Meaning of ΜΕΤΡΩ ΧΡΩ

The phrase “ΜΕΤΡΩ ΧΡΩ” appears in the seal of the International Bureau of Weights and Measures. I was curious as to what it means, but I have not been able to find anything anywhere. It’s Greek, and besides something that seems close to “metric,” I have no idea what this means or why it’s there.

‘ΜΕΤΡΩ’ would be ‘I weigh/measure’. First person present active.
Google Translate thinks ‘ΧΡΩ’ means ‘colours’ but I’m not so sure - that should be ‘ΧΡΩM-something’ (as in Chrom-)

I’m betting the phrase means, ‘I measure, I weigh’. You could always email them and ask.

Pittacus of Mytiline (about 650 to 560 BC) said it, and his explanation is "“That is to use the measure in all things.” Which may imply something about “ΧΡΩ” meaning “spectrum.”

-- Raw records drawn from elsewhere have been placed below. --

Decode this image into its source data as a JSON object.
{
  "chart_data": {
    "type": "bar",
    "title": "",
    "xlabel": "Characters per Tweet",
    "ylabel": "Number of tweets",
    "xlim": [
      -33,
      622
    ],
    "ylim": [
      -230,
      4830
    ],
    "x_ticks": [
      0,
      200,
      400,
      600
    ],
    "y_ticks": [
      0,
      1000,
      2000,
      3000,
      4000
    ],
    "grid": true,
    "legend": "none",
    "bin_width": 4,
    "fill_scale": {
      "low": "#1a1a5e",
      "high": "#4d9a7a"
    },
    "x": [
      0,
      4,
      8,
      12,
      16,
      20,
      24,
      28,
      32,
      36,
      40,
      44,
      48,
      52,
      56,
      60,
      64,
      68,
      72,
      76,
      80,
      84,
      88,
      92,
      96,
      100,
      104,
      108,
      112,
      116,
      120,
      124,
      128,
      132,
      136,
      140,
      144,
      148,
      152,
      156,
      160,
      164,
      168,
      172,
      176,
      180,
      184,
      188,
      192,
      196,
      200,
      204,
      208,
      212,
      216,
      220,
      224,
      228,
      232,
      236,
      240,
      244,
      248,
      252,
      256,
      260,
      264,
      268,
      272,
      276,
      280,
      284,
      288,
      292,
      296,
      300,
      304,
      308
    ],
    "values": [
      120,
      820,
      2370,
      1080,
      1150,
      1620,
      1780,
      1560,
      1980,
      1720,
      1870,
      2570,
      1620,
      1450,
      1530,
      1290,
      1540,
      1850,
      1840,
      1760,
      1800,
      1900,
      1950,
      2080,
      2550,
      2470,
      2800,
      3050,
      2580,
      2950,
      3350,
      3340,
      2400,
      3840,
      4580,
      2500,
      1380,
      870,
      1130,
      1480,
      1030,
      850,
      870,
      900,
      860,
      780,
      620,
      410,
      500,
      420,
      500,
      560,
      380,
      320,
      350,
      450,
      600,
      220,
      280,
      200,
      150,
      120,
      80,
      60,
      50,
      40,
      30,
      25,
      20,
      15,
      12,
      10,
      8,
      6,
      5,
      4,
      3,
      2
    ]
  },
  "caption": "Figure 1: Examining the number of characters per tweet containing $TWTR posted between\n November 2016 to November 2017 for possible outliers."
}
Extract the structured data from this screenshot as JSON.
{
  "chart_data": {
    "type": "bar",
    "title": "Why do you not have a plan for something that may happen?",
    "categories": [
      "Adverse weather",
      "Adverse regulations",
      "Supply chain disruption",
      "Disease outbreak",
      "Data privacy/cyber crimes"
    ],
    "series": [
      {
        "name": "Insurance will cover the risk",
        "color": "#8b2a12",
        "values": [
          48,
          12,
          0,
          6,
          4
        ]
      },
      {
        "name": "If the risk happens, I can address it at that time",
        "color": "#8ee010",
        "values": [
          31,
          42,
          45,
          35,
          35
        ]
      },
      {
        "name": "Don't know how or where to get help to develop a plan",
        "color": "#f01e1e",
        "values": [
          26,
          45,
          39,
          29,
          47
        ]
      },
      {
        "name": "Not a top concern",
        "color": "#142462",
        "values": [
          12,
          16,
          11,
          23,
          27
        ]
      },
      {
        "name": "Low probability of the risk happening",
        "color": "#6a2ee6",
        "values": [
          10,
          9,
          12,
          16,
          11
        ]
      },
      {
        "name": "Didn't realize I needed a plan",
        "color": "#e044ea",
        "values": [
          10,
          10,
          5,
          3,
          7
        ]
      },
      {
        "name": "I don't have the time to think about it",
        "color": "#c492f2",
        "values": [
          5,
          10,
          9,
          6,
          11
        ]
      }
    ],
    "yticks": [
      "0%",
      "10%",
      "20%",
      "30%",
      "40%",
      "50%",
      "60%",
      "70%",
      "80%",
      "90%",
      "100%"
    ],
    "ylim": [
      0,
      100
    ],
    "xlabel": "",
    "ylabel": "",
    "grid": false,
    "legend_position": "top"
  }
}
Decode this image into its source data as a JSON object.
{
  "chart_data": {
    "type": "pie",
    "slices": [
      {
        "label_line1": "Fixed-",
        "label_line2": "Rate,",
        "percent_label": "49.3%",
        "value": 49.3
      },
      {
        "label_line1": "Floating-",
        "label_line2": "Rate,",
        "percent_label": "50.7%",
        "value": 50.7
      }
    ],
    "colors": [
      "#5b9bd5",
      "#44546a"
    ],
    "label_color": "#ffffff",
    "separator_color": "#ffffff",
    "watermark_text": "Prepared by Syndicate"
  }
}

That means “color measure”. Refer to how close a certain color that is being used is to what the theoretical actual appearance of the color should be.

This page quotes a librarian at BIPM (the French acronym for the bureau) as follows:

Ok, on the one hand I would assume the librarian knows what he is talking about, on the other, assuming it’s in the Attic ancient Greek dialect, I don’t see how you could translate it like that, unless they dropped the iota from METRΩ for some reason.

I would think it reads: “I measure I declare”

Ad Pittacus, do you know the source? I couldn’t find the quote in any of the Pittacus listson the internet, but that might not mean much.

Liddell & Scott proved helpful.

Μέτρῳ metrō[sub]i[/sub] is the dative case of μέτρον *metron *‘a measure or rule; a standard’.

The verb χρῶ khrō is a contraction of χράον khraon, the present imperative of χράομαι *khraomai *‘to use’, medium or deponent form of χράω khraō ‘to give what is needful’. It’s like saying that to use something means to do what is needful for oneself with it. Used with the dative case.

So Colophon already called it: it simply means ‘use the (standard) measure’. Nothing to do with colors.

Hint: The Modern Greek functionality of Google Translate is only slightly useful for Ancient Greek. The two languages are approximately as different as Latin and Italian.

Well, color me impressed with the informative answers!

Me, too. Thanks so much.

But what happened to the iota? Did they just leave it out for aesthetic reasons? That seems kinda imprecise for an organisation dedicated to measuring.

What iota?

To translate it as ‘use the measure’ it needs to be Μέτρῳ with a iota at the end, here written as a subscript, but on the seal it reads METRΩ without a iota on the end, meaning it isn’t a dative.

It’s all greek to… oh nevermind. I’m impressed too.

Gotcha.

Could a subscript also be written in the larger letters? If so, maybe it disappeared over time, being so small.